Almost everybody in that book is an awful person, especially the most 'upstanding' of types. Even the protagonist is an awful person. The one and only exception is 'N* Jim' who is the only kind-hearted and genuinely decent person in the book. It's an entire story about how the appearances of people, and the reality of those people, are two very different things.

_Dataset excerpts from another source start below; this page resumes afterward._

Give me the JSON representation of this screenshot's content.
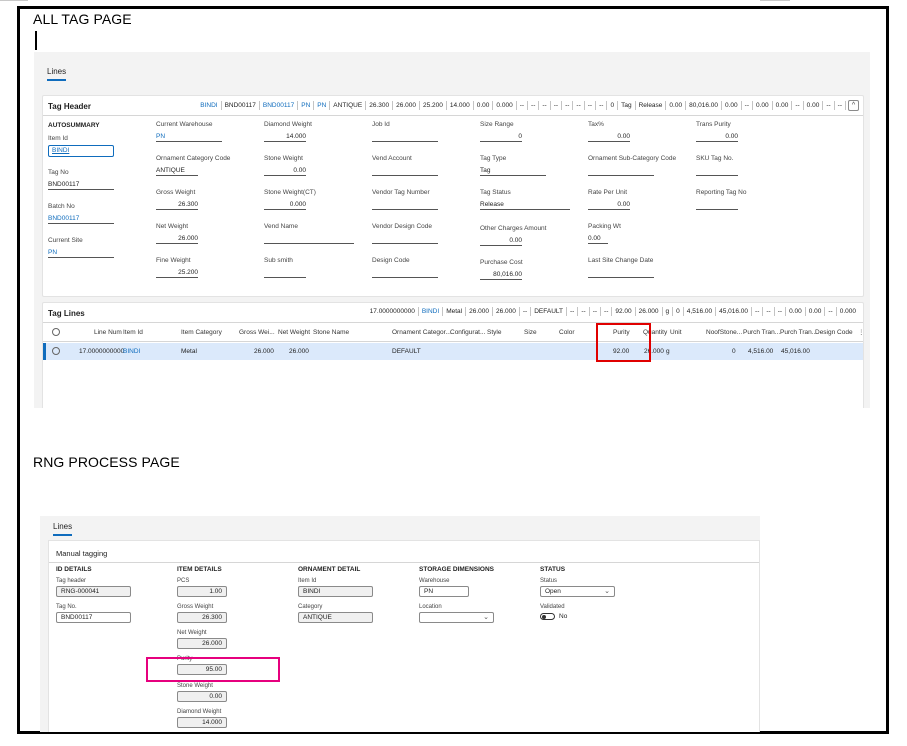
{
  "titles": {
    "tag_page": "ALL TAG PAGE",
    "rng_page": "RNG PROCESS PAGE"
  },
  "tag_page": {
    "tab": "Lines",
    "header": {
      "title": "Tag Header",
      "summary": [
        "BINDI",
        "BND00117",
        "BND00117",
        "PN",
        "PN",
        "ANTIQUE",
        "26.300",
        "26.000",
        "25.200",
        "14.000",
        "0.00",
        "0.000",
        "--",
        "--",
        "--",
        "--",
        "--",
        "--",
        "--",
        "--",
        "0",
        "Tag",
        "Release",
        "0.00",
        "80,016.00",
        "0.00",
        "--",
        "0.00",
        "0.00",
        "--",
        "0.00",
        "--",
        "--"
      ],
      "autosummary": "AUTOSUMMARY",
      "fields": {
        "item_id": {
          "label": "Item Id",
          "value": "BINDI"
        },
        "tag_no": {
          "label": "Tag No",
          "value": "BND00117"
        },
        "batch_no": {
          "label": "Batch No",
          "value": "BND00117"
        },
        "current_site": {
          "label": "Current Site",
          "value": "PN"
        },
        "current_warehouse": {
          "label": "Current Warehouse",
          "value": "PN"
        },
        "ornament_category": {
          "label": "Ornament Category Code",
          "value": "ANTIQUE"
        },
        "gross_weight": {
          "label": "Gross Weight",
          "value": "26.300"
        },
        "net_weight": {
          "label": "Net Weight",
          "value": "26.000"
        },
        "fine_weight": {
          "label": "Fine Weight",
          "value": "25.200"
        },
        "diamond_weight": {
          "label": "Diamond Weight",
          "value": "14.000"
        },
        "stone_weight": {
          "label": "Stone Weight",
          "value": "0.00"
        },
        "stone_weight_ct": {
          "label": "Stone Weight(CT)",
          "value": "0.000"
        },
        "vend_name": {
          "label": "Vend Name",
          "value": ""
        },
        "sub_smith": {
          "label": "Sub smith",
          "value": ""
        },
        "job_id": {
          "label": "Job Id",
          "value": ""
        },
        "vend_account": {
          "label": "Vend Account",
          "value": ""
        },
        "vendor_tag_number": {
          "label": "Vendor Tag Number",
          "value": ""
        },
        "vendor_design_code": {
          "label": "Vendor Design Code",
          "value": ""
        },
        "design_code": {
          "label": "Design Code",
          "value": ""
        },
        "size_range": {
          "label": "Size Range",
          "value": "0"
        },
        "tag_type": {
          "label": "Tag Type",
          "value": "Tag"
        },
        "tag_status": {
          "label": "Tag Status",
          "value": "Release"
        },
        "other_charges": {
          "label": "Other Charges Amount",
          "value": "0.00"
        },
        "purchase_cost": {
          "label": "Purchase Cost",
          "value": "80,016.00"
        },
        "tax": {
          "label": "Tax%",
          "value": "0.00"
        },
        "ornament_subcategory": {
          "label": "Ornament Sub-Category Code",
          "value": ""
        },
        "rate_per_unit": {
          "label": "Rate Per Unit",
          "value": "0.00"
        },
        "packing_wt": {
          "label": "Packing Wt",
          "value": "0.00"
        },
        "last_site_change": {
          "label": "Last Site Change Date",
          "value": ""
        },
        "trans_purity": {
          "label": "Trans Purity",
          "value": "0.00"
        },
        "sku_tag_no": {
          "label": "SKU Tag No.",
          "value": ""
        },
        "reporting_tag_no": {
          "label": "Reporting Tag No",
          "value": ""
        }
      }
    },
    "lines": {
      "title": "Tag Lines",
      "summary": [
        "17.0000000000",
        "BINDI",
        "Metal",
        "26.000",
        "26.000",
        "--",
        "DEFAULT",
        "--",
        "--",
        "--",
        "--",
        "92.00",
        "26.000",
        "g",
        "0",
        "4,516.00",
        "45,016.00",
        "--",
        "--",
        "--",
        "0.00",
        "0.00",
        "--",
        "0.000"
      ],
      "columns": {
        "line_num": "Line Num",
        "item_id": "Item Id",
        "item_category": "Item Category",
        "gross_weight": "Gross Wei...",
        "net_weight": "Net Weight",
        "stone_name": "Stone Name",
        "ornament_category": "Ornament Categor...",
        "configuration": "Configurat...",
        "style": "Style",
        "size": "Size",
        "color": "Color",
        "purity": "Purity",
        "quantity": "Quantity",
        "unit": "Unit",
        "no_of_stones": "NoofStone...",
        "purch_tran1": "Purch Tran...",
        "purch_tran2": "Purch Tran...",
        "design_code": "Design Code"
      },
      "row": {
        "line_num": "17.0000000000",
        "item_id": "BINDI",
        "item_category": "Metal",
        "gross_weight": "26.000",
        "net_weight": "26.000",
        "ornament_category": "DEFAULT",
        "purity": "92.00",
        "quantity": "26.000",
        "unit": "g",
        "no_of_stones": "0",
        "purch_tran1": "4,516.00",
        "purch_tran2": "45,016.00"
      }
    }
  },
  "rng_page": {
    "tab": "Lines",
    "title": "Manual tagging",
    "sections": {
      "id_details": "ID DETAILS",
      "item_details": "ITEM DETAILS",
      "ornament_detail": "ORNAMENT DETAIL",
      "storage_dimensions": "STORAGE DIMENSIONS",
      "status": "STATUS"
    },
    "fields": {
      "tag_header": {
        "label": "Tag header",
        "value": "RNG-000041"
      },
      "tag_no": {
        "label": "Tag No.",
        "value": "BND00117"
      },
      "pcs": {
        "label": "PCS",
        "value": "1.00"
      },
      "gross_weight": {
        "label": "Gross Weight",
        "value": "26.300"
      },
      "net_weight": {
        "label": "Net Weight",
        "value": "26.000"
      },
      "purity": {
        "label": "Purity",
        "value": "95.00"
      },
      "stone_weight": {
        "label": "Stone Weight",
        "value": "0.00"
      },
      "diamond_weight": {
        "label": "Diamond Weight",
        "value": "14.000"
      },
      "item_id": {
        "label": "Item Id",
        "value": "BINDI"
      },
      "category": {
        "label": "Category",
        "value": "ANTIQUE"
      },
      "warehouse": {
        "label": "Warehouse",
        "value": "PN"
      },
      "location": {
        "label": "Location",
        "value": ""
      },
      "status": {
        "label": "Status",
        "value": "Open"
      },
      "validated": {
        "label": "Validated",
        "value": "No"
      }
    }
  },
  "colors": {
    "accent": "#0f6cbd",
    "highlight_red": "#e00000",
    "highlight_pink": "#e6007e",
    "selected_row": "#dbe9fb"
  }
}
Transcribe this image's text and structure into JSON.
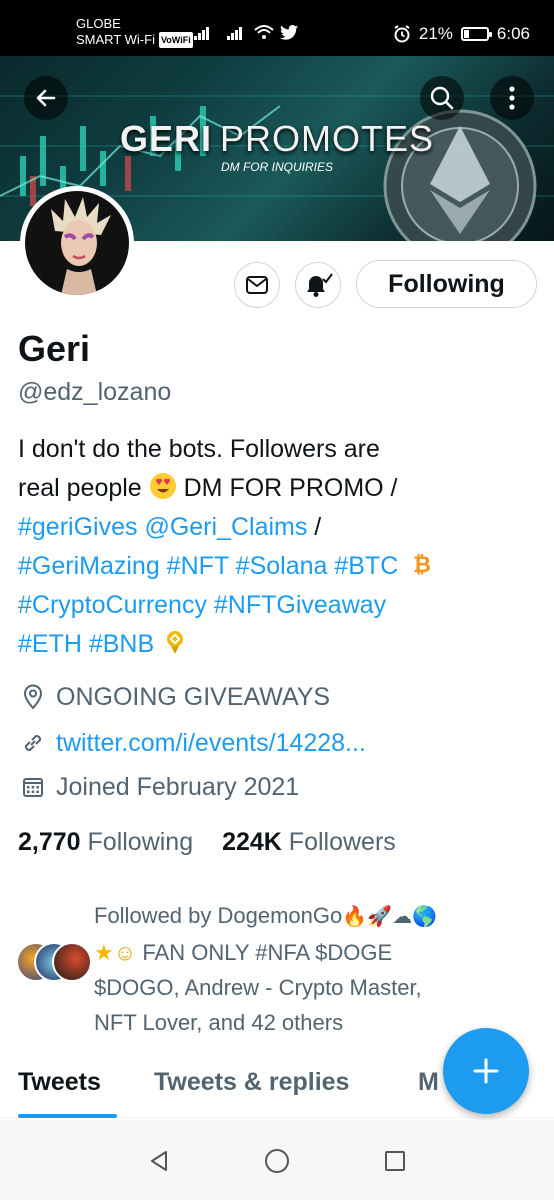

It being banned for using foul language, as educational outcomes continue to deteriorate, is just so perfectly ironic.

why-o-why 4 days ago|||
I don't support banning the book, but I think it is hard book to teach because it needs SO much context and a mature audience (lol good luck). Also, there are hundreds of other books from that era that are relevant even from Mark Twain's corpus so being obstinate about that book is a questionable position. I'm ambivalent honestly, but definitely not willing to die on that hill. (I graduated highschool in 1989 from a middle class suburb, we never read it.)
zoky 4 days ago||
I mean, you gotta read it. I’m not normally a huge fan of the classics; I find Steinbeck dry and tedious, and Hemingway to be self-indulgent and repetitious. Even Twain’s other work isn’t exactly to my taste. But I’ve read Huckleberry Finn three times—in elementary school just for fun, in high school because it was assigned, and I recently listened to it on audiobook—and enjoyed the hell out of each time. Banning it simply because it uses a word that the entire book simply couldn’t exist without is a crime, and does a huge disservice to the very students they are supposedly trying to protect.
why-o-why 4 days ago||
I have read it. I spent my 20s guiltily reading all of the books I was supposed to have read in high school but used Cliff's Notes instead. From my 20's perspective I found Finn insipid and hokey but that's because pop culture had recycled it hundreds of times since its first publication, however when I consider it from the period perspective I can see the satire and the pointed allegories that made Twain so formidable. (Funny you mention Hemingway. I loved his writing in my 20's, then went back and read some again in my 40's and was like "huh, this irritating and immature, no wonder i loved it in my 20's.")
Forgeties79 4 days ago|||
It’s a big country of roughly half a billion people, you’ll always find examples if you look hard enough. It’s ridiculous/wrong that your district did this but frankly it’s the exception in liberal/progressive communities. It’s a very one-sided problem:

* https://abcnews.go.com/US/conservative-liberal-book-bans-dif...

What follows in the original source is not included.